Injured in the Sept. 16, 2010, accident was Robert Splan, 44, who was riding his mountain bike north on Wisconsin Street in Port Washington when, at about 7:30 p.m., Stelling hit him from behind.

Splan, a Town of Port Washington resident who said he was following all traffic laws and had lights on the front and rear of his bike and reflective material on a bag and his shoes, was thrown from his bike and hit a metal garbage can, he said in court last week.

“The accident was extremely traumatic for me,” he said. “I was thrown so hard that I dented a galvanized garbage can in half.”

Splan said he suffered a concussion and torn rotator cuff and has spent the last 11 months recuperating. He said he will also have to undergo surgery to repair his shoulder injury.

Splan objected to Assistant District Attorney Patti Wabitsch’s recommendation that Stelling be sentenced to two years in prison and three years extended supervision for hitting him.

“I don’t think two years in prison is enough,” Splan said. “I spent three months in rehab and suffered symptoms of my concussion for six months. Now I’m going to have to have surgery and they say I may only recover 80 to 85% of the use of my shoulder.

“That’s two years of my life that I’ll be dealing with this because a person made the decision to drive drunk.”

In addition to his injuries, Splan said, he suffered financial harm because he cannot pay the thousands of dollars worth of medical bills he incurred after the accident.

“I’m lucky she (Stelling) has insurance, but they haven’t paid anything,” he said. “I receive bills every day. My credit rating has dropped 265 points.”

Wabitsch said Splan is seeking $13,229 in restitution to cover existing medical bills and will have other medical expenses from his shoulder surgery.

Splan said Stelling has added insult to injury by not taking responsibility for the accident.

“She’s never once apologized,” he said. “She said I caused the accident.”

According to the criminal complaint, Stelling told police shortly after the accident that Splan was biking on Douglas Street and rode onto Wisconsin Street in front of her vehicle.

But a witness said he saw Stelling, who was driving north on Wisconsin Street, suddenly swerve to the right and hit Splan, who was also heading north on Wisconsin Street.

In court last week, Stelling’s attorney, Perry Lieuallen, said his client has not made excuses for her actions but has been limited in what she can say by her insurance company.

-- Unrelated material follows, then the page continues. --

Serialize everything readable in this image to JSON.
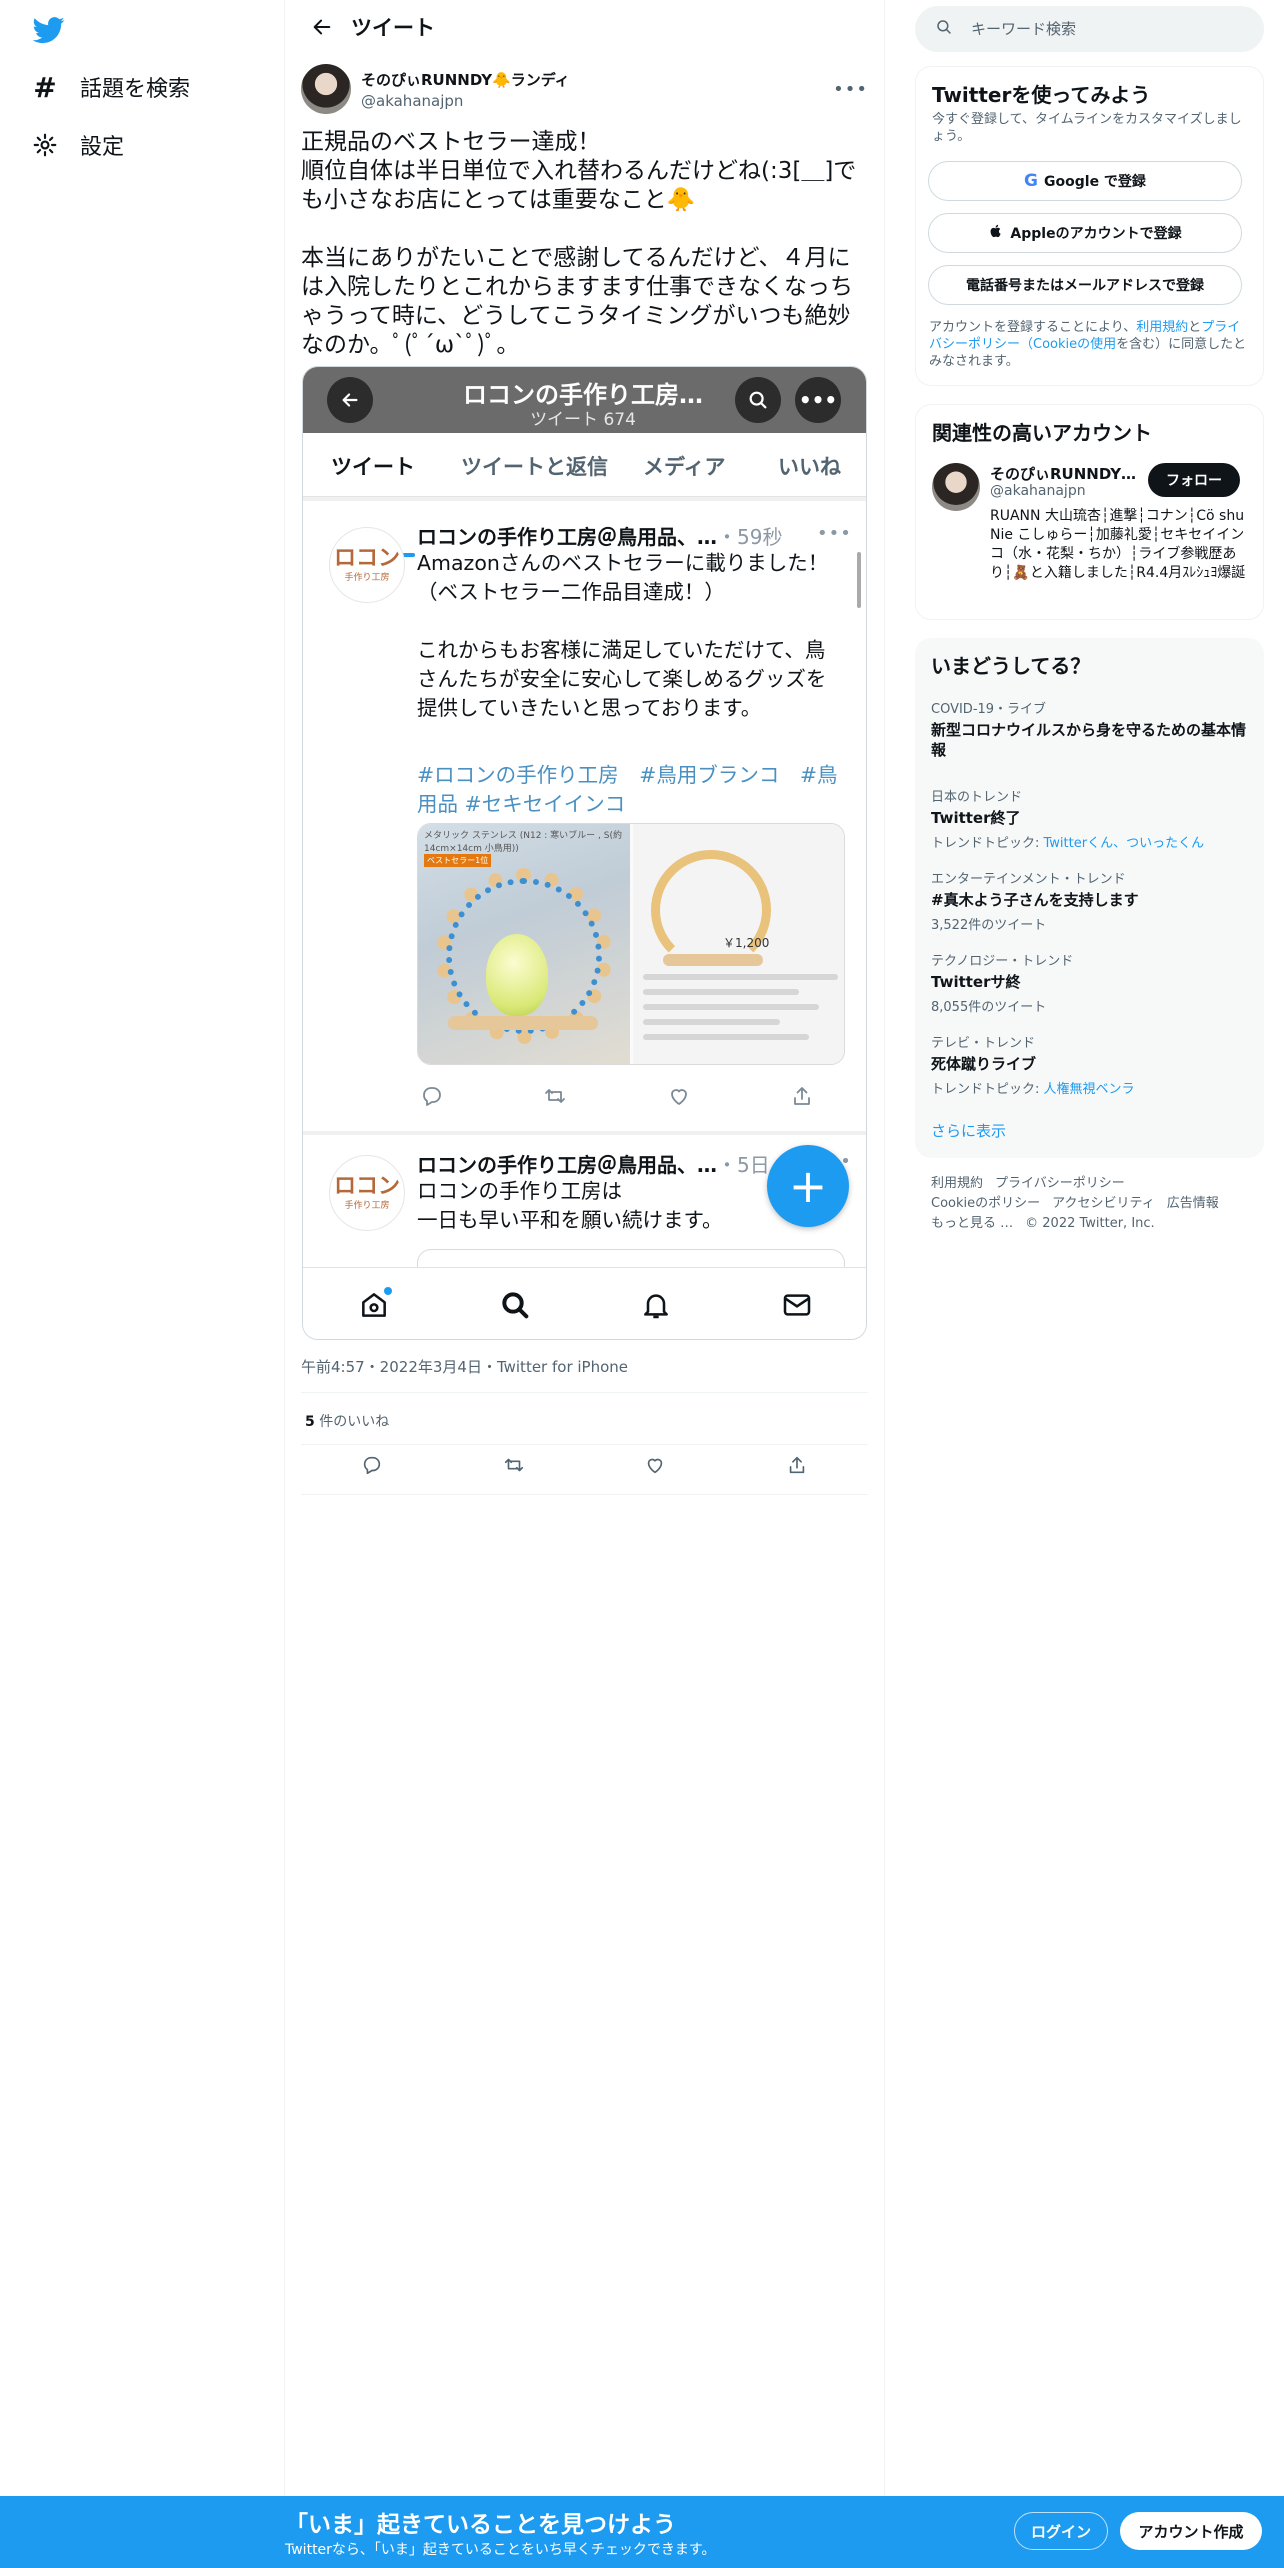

“She merely told the insurance company that she didn’t see him (Splan),” Lieuallen said. “Her insurance company, which is American Family, has told my client not to send any letters of apology, which she has wanted to do. I can’t let her say anything today because the insurance company has told me not to.”

Wabitsch said the fact that this was Stelling’s third drunken driving conviction is telling.

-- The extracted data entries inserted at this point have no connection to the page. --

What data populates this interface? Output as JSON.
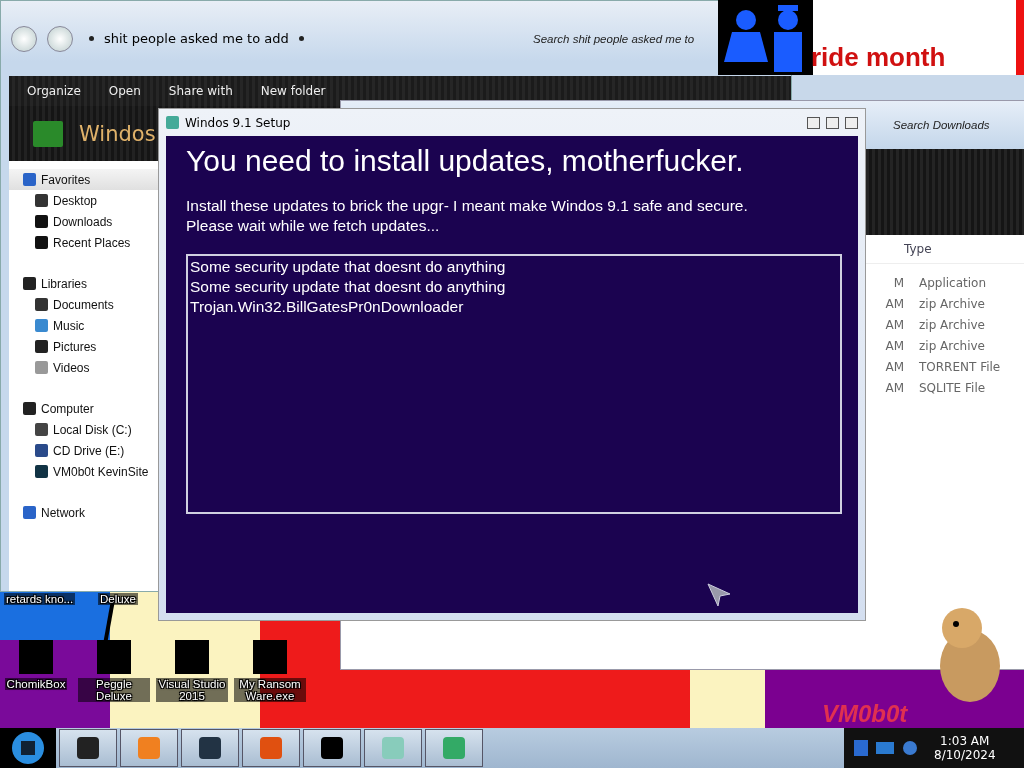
{
  "explorer": {
    "address": "shit people asked me to add",
    "search_placeholder": "Search shit people asked me to",
    "toolbar": [
      "Organize",
      "Open",
      "Share with",
      "New folder"
    ],
    "heading": "Windos",
    "sidebar": [
      {
        "label": "Favorites",
        "selected": true,
        "children": [
          {
            "label": "Desktop",
            "selected": false
          },
          {
            "label": "Downloads",
            "selected": false
          },
          {
            "label": "Recent Places",
            "selected": false
          }
        ]
      },
      {
        "label": "Libraries",
        "selected": false,
        "children": [
          {
            "label": "Documents",
            "selected": false
          },
          {
            "label": "Music",
            "selected": false
          },
          {
            "label": "Pictures",
            "selected": false
          },
          {
            "label": "Videos",
            "selected": false
          }
        ]
      },
      {
        "label": "Computer",
        "selected": false,
        "children": [
          {
            "label": "Local Disk (C:)",
            "selected": false
          },
          {
            "label": "CD Drive (E:)",
            "selected": false
          },
          {
            "label": "VM0b0t KevinSite",
            "selected": false
          }
        ]
      },
      {
        "label": "Network",
        "selected": false
      }
    ]
  },
  "downloads": {
    "search_placeholder": "Search Downloads",
    "columns": [
      "Type"
    ],
    "rows": [
      {
        "column_1": "M",
        "type": "Application"
      },
      {
        "column_1": "AM",
        "type": "zip Archive"
      },
      {
        "column_1": "AM",
        "type": "zip Archive"
      },
      {
        "column_1": "AM",
        "type": "zip Archive"
      },
      {
        "column_1": "AM",
        "type": "TORRENT File"
      },
      {
        "column_1": "AM",
        "type": "SQLITE File"
      }
    ]
  },
  "banner": {
    "text": "ride month"
  },
  "setup": {
    "title": "Windos 9.1 Setup",
    "heading": "You need to install updates, motherfucker.",
    "description": [
      "Install these updates to brick the upgr- I meant make Windos 9.1 safe and secure.",
      "Please wait while we fetch updates..."
    ],
    "updates": [
      "Some security update that doesnt do anything",
      "Some security update that doesnt do anything",
      "Trojan.Win32.BillGatesPr0nDownloader"
    ]
  },
  "desktop": {
    "cut_labels": [
      "retards kno...",
      "Deluxe"
    ],
    "icons": [
      {
        "label": "ChomikBox"
      },
      {
        "label": "Peggle Deluxe"
      },
      {
        "label": "Visual Studio 2015"
      },
      {
        "label": "My Ransom Ware.exe"
      }
    ],
    "wallpaper_text": "VM0b0t"
  },
  "taskbar": {
    "time": "1:03 AM",
    "date": "8/10/2024"
  }
}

“She has not learned her lesson,” Wabitsch said. “She’s a danger to herself and the community, and now an innocent victim has been hurt.”

The recommended sentence is severe enough to teach Stelling a lesson and protect the community, Wabitsch said.

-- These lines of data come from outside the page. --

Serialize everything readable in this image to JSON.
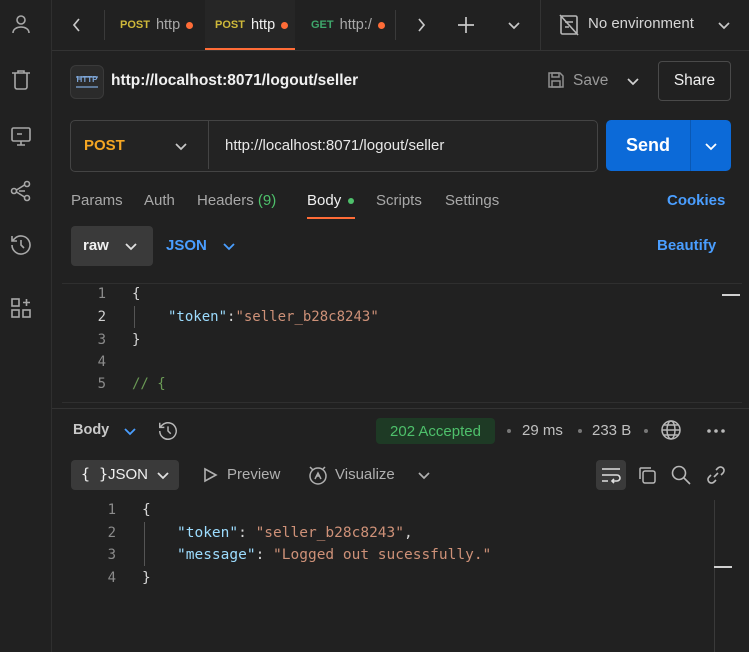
{
  "tabs": [
    {
      "method": "POST",
      "title": "http",
      "method_color": "#cfb93a",
      "active": false
    },
    {
      "method": "POST",
      "title": "http",
      "method_color": "#cfb93a",
      "active": true
    },
    {
      "method": "GET",
      "title": "http:/",
      "method_color": "#3fa66b",
      "active": false
    }
  ],
  "environment": "No environment",
  "request": {
    "title": "http://localhost:8071/logout/seller",
    "http_badge": "HTTP",
    "save_label": "Save",
    "share_label": "Share",
    "method": "POST",
    "url": "http://localhost:8071/logout/seller",
    "send_label": "Send"
  },
  "request_tabs": {
    "params": "Params",
    "auth": "Auth",
    "headers": "Headers",
    "headers_count": "(9)",
    "body": "Body",
    "scripts": "Scripts",
    "settings": "Settings",
    "cookies": "Cookies"
  },
  "body_options": {
    "mode": "raw",
    "format": "JSON",
    "beautify": "Beautify"
  },
  "request_body": {
    "line_numbers": [
      "1",
      "2",
      "3",
      "4",
      "5"
    ],
    "brace_open": "{",
    "key": "\"token\"",
    "colon": ":",
    "value": "\"seller_b28c8243\"",
    "brace_close": "}",
    "comment": "// {"
  },
  "response": {
    "label": "Body",
    "status": "202 Accepted",
    "time": "29 ms",
    "size": "233 B",
    "view_format": "JSON",
    "view_format_icon": "{ }",
    "preview": "Preview",
    "visualize": "Visualize",
    "line_numbers": [
      "1",
      "2",
      "3",
      "4"
    ],
    "brace_open": "{",
    "token_key": "\"token\"",
    "token_value": "\"seller_b28c8243\"",
    "message_key": "\"message\"",
    "message_value": "\"Logged out sucessfully.\"",
    "brace_close": "}"
  },
  "colors": {
    "accent": "#ff6c37",
    "send": "#0c6ad8",
    "link": "#4a9eff",
    "json_key": "#9cdcfe",
    "json_string": "#ce9178",
    "status_ok": "#4ec06b"
  },
  "icons": [
    "user-icon",
    "trash-icon",
    "monitor-icon",
    "flow-icon",
    "history-icon",
    "apps-icon",
    "chevron-left-icon",
    "chevron-right-icon",
    "plus-icon",
    "chevron-down-icon",
    "no-environment-icon",
    "save-icon",
    "globe-icon",
    "more-icon",
    "wrap-icon",
    "copy-icon",
    "search-icon",
    "link-icon",
    "play-icon",
    "visualize-icon"
  ]
}
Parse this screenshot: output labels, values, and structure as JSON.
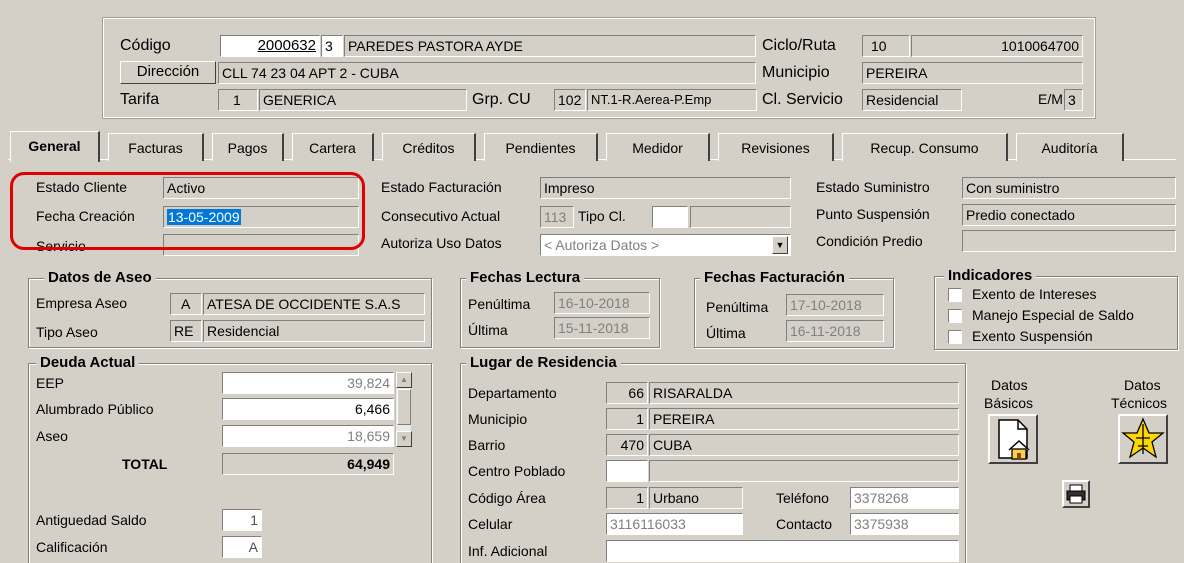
{
  "header": {
    "codigo_label": "Código",
    "codigo": "2000632",
    "codigo_dv": "3",
    "nombre": "PAREDES PASTORA AYDE",
    "direccion_label": "Dirección",
    "direccion": "CLL 74 23 04 APT 2 - CUBA",
    "tarifa_label": "Tarifa",
    "tarifa_code": "1",
    "tarifa": "GENERICA",
    "grp_cu_label": "Grp. CU",
    "grp_cu_code": "102",
    "grp_cu": "NT.1-R.Aerea-P.Emp",
    "ciclo_label": "Ciclo/Ruta",
    "ciclo": "10",
    "ruta": "1010064700",
    "municipio_label": "Municipio",
    "municipio": "PEREIRA",
    "cl_servicio_label": "Cl. Servicio",
    "cl_servicio": "Residencial",
    "em_label": "E/M",
    "em": "3"
  },
  "tabs": [
    "General",
    "Facturas",
    "Pagos",
    "Cartera",
    "Créditos",
    "Pendientes",
    "Medidor",
    "Revisiones",
    "Recup. Consumo",
    "Auditoría"
  ],
  "general": {
    "estado_cliente_label": "Estado Cliente",
    "estado_cliente": "Activo",
    "fecha_creacion_label": "Fecha Creación",
    "fecha_creacion": "13-05-2009",
    "servicio_label": "Servicio",
    "servicio": "",
    "estado_facturacion_label": "Estado Facturación",
    "estado_facturacion": "Impreso",
    "consecutivo_label": "Consecutivo Actual",
    "consecutivo": "113",
    "tipo_cl_label": "Tipo Cl.",
    "autoriza_label": "Autoriza Uso Datos",
    "autoriza_placeholder": "< Autoriza Datos >",
    "estado_suministro_label": "Estado Suministro",
    "estado_suministro": "Con suministro",
    "punto_suspension_label": "Punto Suspensión",
    "punto_suspension": "Predio conectado",
    "condicion_predio_label": "Condición Predio"
  },
  "aseo": {
    "title": "Datos de Aseo",
    "empresa_label": "Empresa Aseo",
    "empresa_code": "A",
    "empresa": "ATESA DE OCCIDENTE S.A.S",
    "tipo_label": "Tipo Aseo",
    "tipo_code": "RE",
    "tipo": "Residencial"
  },
  "fechas_lectura": {
    "title": "Fechas Lectura",
    "penultima_label": "Penúltima",
    "penultima": "16-10-2018",
    "ultima_label": "Última",
    "ultima": "15-11-2018"
  },
  "fechas_facturacion": {
    "title": "Fechas Facturación",
    "penultima_label": "Penúltima",
    "penultima": "17-10-2018",
    "ultima_label": "Última",
    "ultima": "16-11-2018"
  },
  "indicadores": {
    "title": "Indicadores",
    "items": [
      "Exento de Intereses",
      "Manejo Especial de Saldo",
      "Exento Suspensión"
    ]
  },
  "deuda": {
    "title": "Deuda Actual",
    "rows": [
      {
        "label": "EEP",
        "value": "39,824"
      },
      {
        "label": "Alumbrado Público",
        "value": "6,466"
      },
      {
        "label": "Aseo",
        "value": "18,659"
      }
    ],
    "total_label": "TOTAL",
    "total": "64,949",
    "antiguedad_label": "Antiguedad Saldo",
    "antiguedad": "1",
    "calificacion_label": "Calificación",
    "calificacion": "A"
  },
  "residencia": {
    "title": "Lugar de Residencia",
    "departamento_label": "Departamento",
    "departamento_code": "66",
    "departamento": "RISARALDA",
    "municipio_label": "Municipio",
    "municipio_code": "1",
    "municipio": "PEREIRA",
    "barrio_label": "Barrio",
    "barrio_code": "470",
    "barrio": "CUBA",
    "centro_label": "Centro Poblado",
    "codigo_area_label": "Código Área",
    "codigo_area_code": "1",
    "codigo_area": "Urbano",
    "telefono_label": "Teléfono",
    "telefono": "3378268",
    "celular_label": "Celular",
    "celular": "3116116033",
    "contacto_label": "Contacto",
    "contacto": "3375938",
    "inf_label": "Inf. Adicional"
  },
  "side": {
    "basicos_l1": "Datos",
    "basicos_l2": "Básicos",
    "tecnicos_l1": "Datos",
    "tecnicos_l2": "Técnicos"
  },
  "colors": {
    "highlight": "#e00000",
    "selection": "#0078d7",
    "window": "#d4d0c8"
  }
}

“Two years is a long time for someone who has never been in prison,” she said.

In June, Stelling pleaded no contest to charges of drunken driving causing injury and third offense drunken driving.

Malloy sentenced Stelling to three years in  prison and three years extended supervision on the drunken driving causing injury conviction, a felony punishable by a maximum six years in prison. He ordered that she be eligible for the earned-release program after serving two years in prison, meaning she could be released early.

Malloy ordered her to pay a fine of $2,400 and revoked her driver’s license in connection with the third-offense drunken driving conviction.

Stelling also pleaded no contest to two felony charges of bail jumping, which were issued after she tested positive for alcohol on Jan. 14 and March 18. Malloy had ordered her to maintain absolute sobriety while free on bail.

The judge sentenced her to 30 days in the county jail on one of the bail jumping convictions. On the other, he withheld a prison sentence, placed her on probation for two years and ordered her to serve 45 days in jail.